Double-slit intensity distribution for particles

Question

For waves, the intensity pattern for the double-slit experiment is given by the following equation (as of David Morin's notes on waves)

$$ I(x) = I(0) \frac{D}{\sqrt{x^{2} + D^{2}}}cos^{2} \left ( \frac{x \pi d}{\lambda \sqrt{x^{2} + D^{2}}} \right ) $$

Where $D$ is the distance between the measuring apparatus and the slits' wall, $d$ is the distance between slits, $\lambda$ is the wavelength of the incident light, $x$ is the distance along the apparatus' wall and I(0) is the intensity at x = 0.

This equation yelds a graphic like

This result is widely proved in standard textbooks.

On the other hand, although most introductory quantum mechanics books start with the double-slit experiment, the standard procedure if to only affirm that the same experiment done with particles (or by checking through which slit does each photon goes through) has a shape like

[2

Where the black graphics would refere to having one or the other slit open, while the net result of having both slits open would be simply the red graphic, which is a simple sum of the black graphics. This is usully presented as an empirical result, without further details on the math behind it. In fact, I haven't found any book or articles that breaks down the math of this result.

My personal guess is that each of the black graphics represents a Gaussian, centered in the position in the $x$-axis of its corresponding slit. Even then, I am not sure of how to proceed for the particular of case of incident waves whose photons behave like particles, specially because many question can be opened around it:

How do these Gaussians vary with the total intensity of the incident wave? Do they depend of wavelength of each photon? How is the intensity of each photon measured? Etc.

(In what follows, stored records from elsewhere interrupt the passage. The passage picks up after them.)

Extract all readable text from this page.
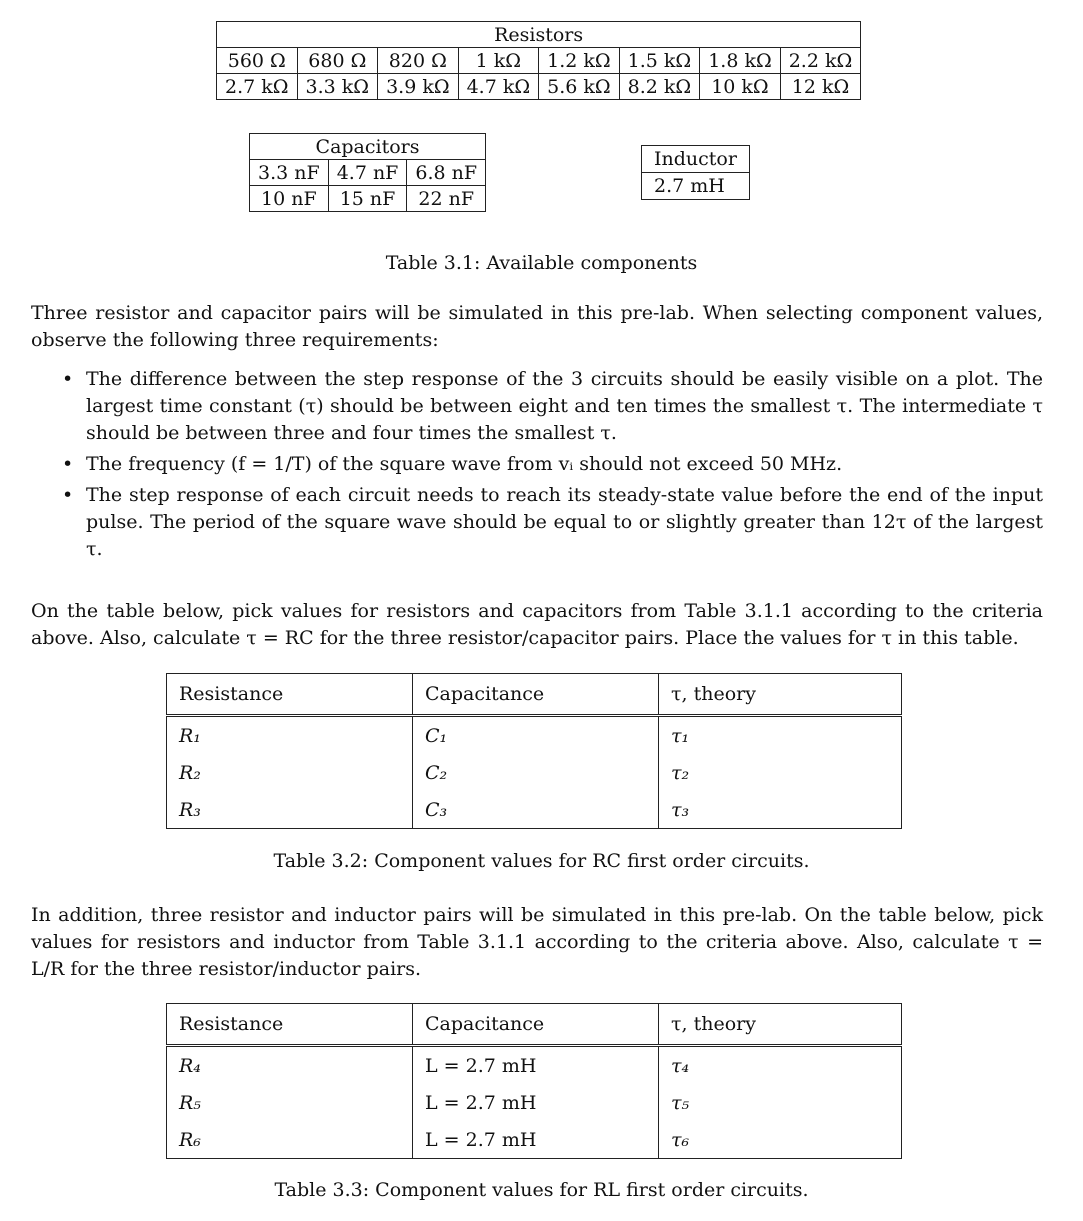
Resistors							
560 Ω	680 Ω	820 Ω	1 kΩ	1.2 kΩ	1.5 kΩ	1.8 kΩ	2.2 kΩ
2.7 kΩ	3.3 kΩ	3.9 kΩ	4.7 kΩ	5.6 kΩ	8.2 kΩ	10 kΩ	12 kΩ
Capacitors		
3.3 nF	4.7 nF	6.8 nF
10 nF	15 nF	22 nF
Inductor
2.7 mH
Table 3.1: Available components
Three resistor and capacitor pairs will be simulated in this pre-lab. When selecting component values, observe the following three requirements:
• The difference between the step response of the 3 circuits should be easily visible on a plot. The largest time constant (τ) should be between eight and ten times the smallest τ. The intermediate τ should be between three and four times the smallest τ.
• The frequency (f = 1/T) of the square wave from vᵢ should not exceed 50 MHz.
• The step response of each circuit needs to reach its steady-state value before the end of the input pulse. The period of the square wave should be equal to or slightly greater than 12τ of the largest τ.
On the table below, pick values for resistors and capacitors from Table 3.1.1 according to the criteria above. Also, calculate τ = RC for the three resistor/capacitor pairs. Place the values for τ in this table.
Resistance	Capacitance	τ, theory
R₁	C₁	τ₁
R₂	C₂	τ₂
R₃	C₃	τ₃
Table 3.2: Component values for RC first order circuits.
In addition, three resistor and inductor pairs will be simulated in this pre-lab. On the table below, pick values for resistors and inductor from Table 3.1.1 according to the criteria above. Also, calculate τ = L/R for the three resistor/inductor pairs.
Resistance	Capacitance	τ, theory
R₄	L = 2.7 mH	τ₄
R₅	L = 2.7 mH	τ₅
R₆	L = 2.7 mH	τ₆
Table 3.3: Component values for RL first order circuits.
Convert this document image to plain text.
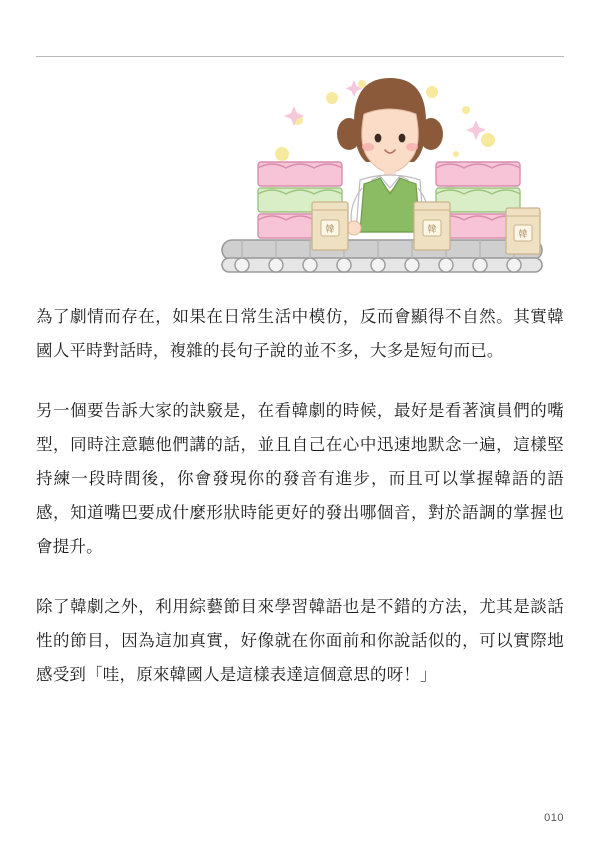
韓	韓	韓

為了劇情而存在，如果在日常生活中模仿，反而會顯得不自然。其實韓國人平時對話時，複雜的長句子說的並不多，大多是短句而已。

另一個要告訴大家的訣竅是，在看韓劇的時候，最好是看著演員們的嘴型，同時注意聽他們講的話，並且自己在心中迅速地默念一遍，這樣堅持練一段時間後，你會發現你的發音有進步，而且可以掌握韓語的語感，知道嘴巴要成什麼形狀時能更好的發出哪個音，對於語調的掌握也會提升。

除了韓劇之外，利用綜藝節目來學習韓語也是不錯的方法，尤其是談話性的節目，因為這加真實，好像就在你面前和你說話似的，可以實際地感受到「哇，原來韓國人是這樣表達這個意思的呀！」

010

My main goal was checking if the total area below the intensity's graphic doesn't change after collapsing the wave function (i.e. there is no net energy difference between the experiments). This is an impossible task without further details on the latter graphics.

Answer 1

It's unnecessary to check it for particular functional forms. After all, the functional forms aren't exact. In particular, it's not true that the intensity at all interference minima is strictly zero. The minima away from the center of the picture are closer to one of the slits, so the wave function from the slit is larger (in absolute value), and therefore can't be quite compensated by the smaller contribution from the other slit.

But the conservation of energy always works and one may see it e.g. in the limit in which the interference pattern is very dense. In that case, $\cos^2 x$ is quickly oscillating and its integral over any finite interval is the same as if the function is approximated by $1/2$, the average value of $\cos^2 x$.

One may also see that the which-way measurement doesn't affect the overall probability by proving the continuity equation – either for the probability using Schrödinger's current or the energy using the stress-energy tensor for Maxwell's equations

The difference between the interfering and non-interfering situations is exactly the mixed terms. The two amplitudes are $$ |c_1|^2+ |c_2|^2, \quad |c_1+c_2|^2 $$ and their difference (in the opposite order) is clearly $$ c_1^* c_2 + c_2^* c_1 $$ When you integrat these products, you will get the integral of a number with a fluctuating phase and the integral clearly vanishes at least approximately.

In fact, the vanishing is exact because e.g. the integral of $c_1^* c_2$ is nothing else than the Hilbert space inner products of the wave functions $c_1$ and $c_2$ describing the particle from the two slits. Those have to be orthogonal to each other exactly because the two options, two slits, are mutually exclusive. Eigenvectors of Hermitian operators are orthogonal and the "slit number" operator is a Hermitian one, too.

That's why the mixed terms integrate to zero and why the overall probability or the overall energy is not affect by the collapse after the which-way measurement.